Two hazy home recorded albums released on indie labels and another 3 into his residency at Matador Records and it’s starting to feel like Kurt Vile knows how to craft an album. With the 2011 release ‘Smoke Ring for My Halo’ Vile refined his sound giving it a crisp, clear, and delicate tone and things seemed like they were coming together for the man with the droning mind.
However, ‘Wakin on a Pretty Daze’ has elaborated on everything that ‘Smoke Ring…’ did well whilst providing a more open and expansive experience, all the while, moving at its own pace, happily wandering without direction or destination in mind.
As soon as you drop the needle on this record, you can instantly feel the warm and unhurried nature of his music being channeled through the strum of the first few chords, whilst the dreamy lead guitar accompaniment eases you into the 9 and a half minute, almost, title track ‘Wakin on a Pretty Day’. The introduction to this daze of an album takes you through a morning in the life of Vile, happily letting the phone “ring off the shelf” as he enjoys wondering why he ever “goes away”. This track seems to be the perfect opener, giving example to the relaxed and spacious approach of the album whilst lyrically introducing you to Vile’s new outlook on life as a happily married family man. Regardless of the impression the first track has left on the listener of Vile’s content life, he returns to his reflective roots on tracks like ‘Girl Called Alex’ and ‘Too Hard’. ‘Girl Called Alex’ touches on his fears of rejection as he admits to an obsession with a marriage, outside of his own, he once thought to be happy. ‘Girl Called Alex’ is also reminiscent of earlier work as Vile drops a line that wouldn't sound out of place on ‘My Sympathy’ from his second full length album ‘God Is Saying This To You’: “For the sake of this drift I could be cruising/ In the comfort of a sportscar illusion”. Vile seems to be touching on previous fears of a white collar lifestyle and the comforts that one would provide. ‘Too Hard’ features a more mature Vile making a list of things he promises to give up, such as smoking and partying, as he adjust to family life. These tracks are perfect examples of a wordsmith maturing and honing in on a more honest approach to writing whilst retaining the personality, edge, and mystery of previous records. Musically, they provide slow and sparse ground for the sentiments to take center stage. This is especially true on ‘Too Hard’ which is heavily centered around Vile’s classic folk fingerpicking leanings as opposed to the more dreamy slacker rock feel which the rest of the album encompasses.

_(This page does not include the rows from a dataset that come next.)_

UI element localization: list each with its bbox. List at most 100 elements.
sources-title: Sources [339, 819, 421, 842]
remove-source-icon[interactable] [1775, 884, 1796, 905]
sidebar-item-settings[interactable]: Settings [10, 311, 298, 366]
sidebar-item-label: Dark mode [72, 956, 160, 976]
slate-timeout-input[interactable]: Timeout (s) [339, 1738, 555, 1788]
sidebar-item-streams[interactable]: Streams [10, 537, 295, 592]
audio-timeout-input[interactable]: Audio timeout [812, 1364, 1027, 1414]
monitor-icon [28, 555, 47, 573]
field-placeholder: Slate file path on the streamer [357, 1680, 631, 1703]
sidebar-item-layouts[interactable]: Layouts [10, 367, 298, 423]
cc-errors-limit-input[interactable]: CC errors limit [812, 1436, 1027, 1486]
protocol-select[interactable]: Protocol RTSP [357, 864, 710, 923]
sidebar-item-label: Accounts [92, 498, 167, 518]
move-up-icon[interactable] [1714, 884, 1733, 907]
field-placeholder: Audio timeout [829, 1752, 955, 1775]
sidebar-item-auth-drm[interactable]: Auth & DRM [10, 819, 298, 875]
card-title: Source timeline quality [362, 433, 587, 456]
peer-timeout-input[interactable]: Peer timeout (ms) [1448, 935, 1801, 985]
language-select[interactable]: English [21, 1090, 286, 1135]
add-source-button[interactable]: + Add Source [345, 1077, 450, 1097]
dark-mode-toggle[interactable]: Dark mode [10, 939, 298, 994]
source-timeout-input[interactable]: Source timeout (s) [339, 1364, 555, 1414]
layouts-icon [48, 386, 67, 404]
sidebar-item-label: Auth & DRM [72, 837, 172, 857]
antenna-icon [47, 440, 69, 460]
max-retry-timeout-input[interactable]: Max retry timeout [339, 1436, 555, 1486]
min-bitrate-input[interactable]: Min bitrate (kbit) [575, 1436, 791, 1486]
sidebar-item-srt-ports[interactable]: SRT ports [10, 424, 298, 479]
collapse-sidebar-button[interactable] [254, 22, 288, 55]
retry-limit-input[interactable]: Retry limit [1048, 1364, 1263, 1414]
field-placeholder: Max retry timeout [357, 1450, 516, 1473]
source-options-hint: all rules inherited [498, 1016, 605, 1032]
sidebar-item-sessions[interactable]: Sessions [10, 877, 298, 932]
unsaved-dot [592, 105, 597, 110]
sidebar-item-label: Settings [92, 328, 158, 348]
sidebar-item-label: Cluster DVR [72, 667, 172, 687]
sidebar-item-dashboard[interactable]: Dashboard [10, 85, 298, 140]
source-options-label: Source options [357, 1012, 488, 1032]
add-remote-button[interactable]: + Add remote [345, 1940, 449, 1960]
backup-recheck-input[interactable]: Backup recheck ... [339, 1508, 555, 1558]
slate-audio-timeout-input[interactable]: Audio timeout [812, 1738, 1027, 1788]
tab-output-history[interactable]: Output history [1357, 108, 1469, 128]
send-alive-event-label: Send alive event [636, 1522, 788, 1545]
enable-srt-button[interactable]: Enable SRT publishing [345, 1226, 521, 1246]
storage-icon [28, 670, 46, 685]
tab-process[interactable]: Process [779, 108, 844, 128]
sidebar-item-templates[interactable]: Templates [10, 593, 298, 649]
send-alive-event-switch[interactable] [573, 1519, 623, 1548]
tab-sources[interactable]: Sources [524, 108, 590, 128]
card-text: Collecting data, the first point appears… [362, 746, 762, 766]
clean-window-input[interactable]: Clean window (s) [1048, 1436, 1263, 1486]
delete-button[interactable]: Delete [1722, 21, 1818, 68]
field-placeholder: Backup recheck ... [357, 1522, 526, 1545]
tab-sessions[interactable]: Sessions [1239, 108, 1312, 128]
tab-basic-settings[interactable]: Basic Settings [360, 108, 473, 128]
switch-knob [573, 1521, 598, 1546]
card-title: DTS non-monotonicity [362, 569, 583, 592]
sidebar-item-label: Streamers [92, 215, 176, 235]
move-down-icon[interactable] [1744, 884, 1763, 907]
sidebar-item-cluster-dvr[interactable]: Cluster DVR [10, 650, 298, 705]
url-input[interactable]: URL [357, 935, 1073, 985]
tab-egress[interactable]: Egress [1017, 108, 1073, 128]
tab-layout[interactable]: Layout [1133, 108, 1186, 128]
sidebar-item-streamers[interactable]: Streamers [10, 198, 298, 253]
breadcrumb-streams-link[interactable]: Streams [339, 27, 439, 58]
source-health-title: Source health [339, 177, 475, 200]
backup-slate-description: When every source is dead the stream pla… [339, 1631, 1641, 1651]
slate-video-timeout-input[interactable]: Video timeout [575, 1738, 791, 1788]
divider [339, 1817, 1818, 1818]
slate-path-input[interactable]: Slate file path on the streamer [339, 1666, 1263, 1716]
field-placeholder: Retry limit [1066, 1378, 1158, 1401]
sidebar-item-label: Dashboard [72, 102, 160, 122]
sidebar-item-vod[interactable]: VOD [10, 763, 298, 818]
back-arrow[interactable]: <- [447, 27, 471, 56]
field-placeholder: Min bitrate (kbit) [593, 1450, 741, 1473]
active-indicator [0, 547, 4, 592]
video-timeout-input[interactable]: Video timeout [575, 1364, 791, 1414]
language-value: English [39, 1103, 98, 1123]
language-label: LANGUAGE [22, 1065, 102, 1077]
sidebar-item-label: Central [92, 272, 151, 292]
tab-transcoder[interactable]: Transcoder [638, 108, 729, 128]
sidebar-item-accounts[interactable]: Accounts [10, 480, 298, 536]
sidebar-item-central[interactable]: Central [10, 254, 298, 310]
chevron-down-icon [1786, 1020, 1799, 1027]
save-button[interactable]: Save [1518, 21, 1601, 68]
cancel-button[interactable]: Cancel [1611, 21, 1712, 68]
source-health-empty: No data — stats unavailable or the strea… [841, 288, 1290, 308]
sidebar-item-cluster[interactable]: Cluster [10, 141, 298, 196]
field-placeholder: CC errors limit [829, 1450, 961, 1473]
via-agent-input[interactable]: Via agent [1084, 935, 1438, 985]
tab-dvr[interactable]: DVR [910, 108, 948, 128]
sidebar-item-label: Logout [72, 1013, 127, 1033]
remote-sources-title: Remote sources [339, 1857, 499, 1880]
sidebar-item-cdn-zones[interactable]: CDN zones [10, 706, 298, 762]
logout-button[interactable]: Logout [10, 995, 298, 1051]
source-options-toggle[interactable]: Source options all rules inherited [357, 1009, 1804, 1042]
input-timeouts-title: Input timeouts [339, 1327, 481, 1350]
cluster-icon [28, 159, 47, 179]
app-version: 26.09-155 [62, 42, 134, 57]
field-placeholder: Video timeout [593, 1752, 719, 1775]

The shorter and more immediate tracks on the album see Vile returning to a more current state of mind as he happily declares that his heart has “overgrown” with a risk of “exploding” on the 4 minute long ‘KV Crimes’. This track perfectly demonstrates that even though the sentiments behind most of Vile’s songs have changed dramatically in comparison to the gloomier ‘Smoke Ring…’ he is still able to deliver muddy riffs with a lot of attitude. ‘KV Crimes’ sounds like everything ‘Puppet to the Man’ from Vile’s previous effort was trying to be and is further proof of the refining of his sound.
However, the highlight of the hypnotic trance that is ‘Wakin on a Pretty Daze’ is found in ‘Shame Chamber’ which sees Vile being so openly melancholic, in a similar fashion to Kurt Vile classic ‘Runners Up’, whilst capturing the sunny vibe of the record. Vile cries that “I couldn't even look myself in the mirror” and questions “Why should I?” to, arguably, the catchiest and most hook riddled track featured. He openly admits in the finale, ‘Goldtone’, that he concentrates his hurt "into a gold tone" and that is exactly what he has done with 'Shame Chamber'.
Overall, 'Wakin on a Pretty Daze' effortlessly fluctuates between Vile's old ways and new expansive approach without sounding confused and all the while fully capturing the beautiful imagery of the title. A lot of love has gone into this album and it is one that begs to be listened to over and over again until every tiny detail in this landscape of a record has been appreciated. Vile's latest effort truly takes you to another world and allows you to "chill on a pillowy cloud" for 70 minutes worth of bittersweet tunes.